Hum, por que você assumiria isso? ;-). Dado que os padrões existem para fornecer um valor quando a coluna à qual eles estão anexados não está presente na INSERTdeclaração, eu assumiria exatamente o oposto: que eles serão completamente ignorados se a coluna associada estiver presente na INSERTdeclaração.
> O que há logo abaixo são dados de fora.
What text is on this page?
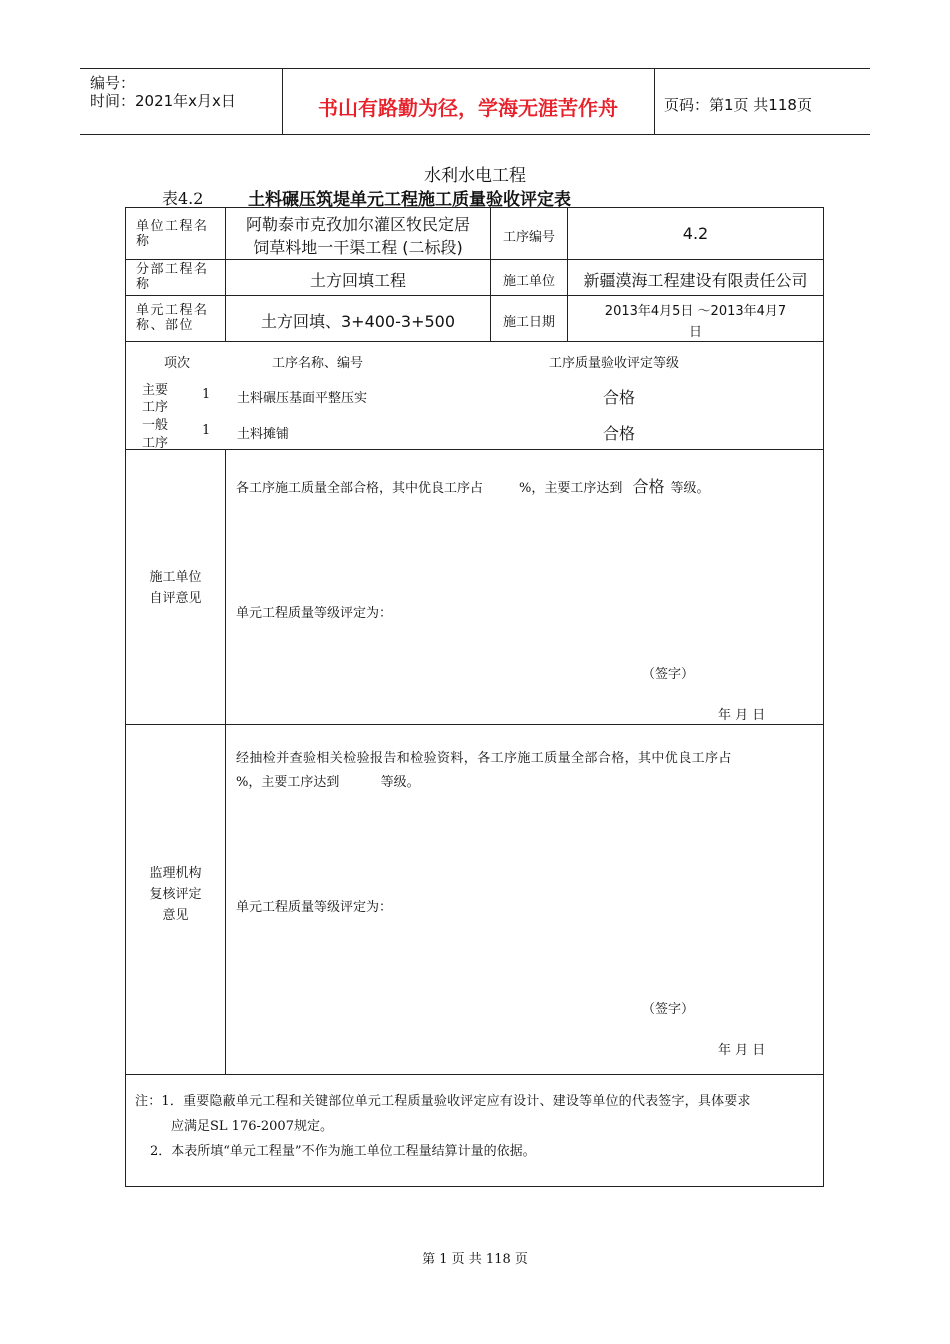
编号：
时间：2021年x月x日	书山有路勤为径，学海无涯苦作舟	页码：第1页 共118页
水利水电工程
表4.2	土料碾压筑堤单元工程施工质量验收评定表
单位工程名称
阿勒泰市克孜加尔灌区牧民定居
饲草料地一干渠工程 (二标段)
工序编号	4.2
分部工程名称	土方回填工程	施工单位	新疆漠海工程建设有限责任公司
单元工程名称、部位	土方回填、3+400-3+500	施工日期
2013年4月5日 ～2013年4月7
日
项次	工序名称、编号	工序质量验收评定等级
主要
工序
1 土料碾压基面平整压实	合格
一般
工序
1 土料摊铺	合格
施工单位
自评意见
各工序施工质量全部合格，其中优良工序占	%，主要工序达到 合格 等级。
单元工程质量等级评定为：
（签字）
年 月 日
监理机构
复核评定
意见
经抽检并查验相关检验报告和检验资料，各工序施工质量全部合格，其中优良工序占
%，主要工序达到          等级。
单元工程质量等级评定为：
（签字）
年 月 日
注：1．重要隐蔽单元工程和关键部位单元工程质量验收评定应有设计、建设等单位的代表签字，具体要求
应满足SL 176-2007规定。
2．本表所填“单元工程量”不作为施工单位工程量结算计量的依据。
第 1 页 共 118 页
Felizmente, nenhum de nós precisa assumir algo devido a esta afirmação na pergunta:

Estou mais interessado em desempenho.

Perguntas sobre desempenho são quase sempre testáveis. Então, precisamos apenas fazer um teste para permitir que o SQL Server (a verdadeira autoridade aqui) responda a essa pergunta.

CONFIGURAÇÃO

Execute o seguinte uma vez:

SET NOCOUNT ON;

-- DROP TABLE #HasDefault;
CREATE TABLE #HasDefault
(
  [HasDefaultID] INT NOT NULL IDENTITY(1, 1) PRIMARY KEY,
  [SomeInt] INT NULL,
  [SomeDate] DATETIME NOT NULL DEFAULT (GETDATE())
);

-- DROP TABLE #NoDefault;
CREATE TABLE #NoDefault
(
  [NoDefaultID] INT NOT NULL IDENTITY(1, 1) PRIMARY KEY,
  [SomeInt] INT NULL,
  [SomeDate] DATETIME NOT NULL
);

-- make sure that data file and Tran Log file are grown, if need be, ahead of time:
INSERT INTO #HasDefault ([SomeInt])
  SELECT TOP (2000000) NULL
  FROM   [master].sys.[all_columns] ac1
  CROSS JOIN [master].sys.[all_columns] ac2;

Execute os testes 1A e 1B individualmente, não juntos, pois isso distorce o tempo. Execute cada uma delas várias vezes para ter uma noção do tempo médio de cada uma.

Teste 1A

TRUNCATE TABLE #HasDefault;
GO

PRINT '#HasDefault:';
SET STATISTICS TIME ON;
INSERT INTO #HasDefault ([SomeDate])
  SELECT TOP (1000000) '2017-05-15 10:11:12.000'
  FROM   [master].sys.[all_columns] ac1
  CROSS JOIN [master].sys.[all_columns] ac2;
SET STATISTICS TIME OFF;
GO

Teste 1B

TRUNCATE TABLE #NoDefault;
GO

PRINT '#NoDefault:';
SET STATISTICS TIME ON;
INSERT INTO #NoDefault ([SomeDate])
  SELECT TOP (1000000) '2017-05-15 10:11:12.000'
  FROM   [master].sys.[all_columns] ac1
  CROSS JOIN [master].sys.[all_columns] ac2;
SET STATISTICS TIME OFF;
GO

Execute os testes 2A e 2B individualmente, não juntos, pois isso distorce o tempo. Execute cada uma delas várias vezes para ter uma noção do tempo médio de cada uma.

Teste 2A

TRUNCATE TABLE #HasDefault;
GO

DECLARE @Counter INT = 0,
        @StartTime DATETIME,
        @EndTime DATETIME;

BEGIN TRAN;
--SET STATISTICS TIME ON;
SET @StartTime = GETDATE();
WHILE (@Counter < 100000)
BEGIN
  INSERT INTO #HasDefault ([SomeDate]) VALUES ('2017-05-15 10:11:12.000');
  SET @Counter = @Counter + 1;
END;
SET @EndTime = GETDATE();
--SET STATISTICS TIME OFF;
COMMIT TRAN;
PRINT DATEDIFF(MILLISECOND, @StartTime, @EndTime);

Teste 2B

TRUNCATE TABLE #NoDefault;
GO

DECLARE @Counter INT = 0,
        @StartTime DATETIME,
        @EndTime DATETIME;

BEGIN TRAN;
--SET STATISTICS TIME ON;
SET @StartTime = GETDATE();
WHILE (@Counter < 100000)
BEGIN
  INSERT INTO #NoDefault ([SomeDate]) VALUES ('2017-05-15 10:11:12.000');
  SET @Counter = @Counter + 1;
END;
SET @EndTime = GETDATE();
--SET STATISTICS TIME OFF;
COMMIT TRAN;
PRINT DATEDIFF(MILLISECOND, @StartTime, @EndTime);

Você deve ver que não há diferença real no tempo entre os testes 1A e 1B, ou entre os testes 2A e 2B. Portanto, não, não há penalidade de desempenho para ter um DEFAULTdefinido, mas não usado.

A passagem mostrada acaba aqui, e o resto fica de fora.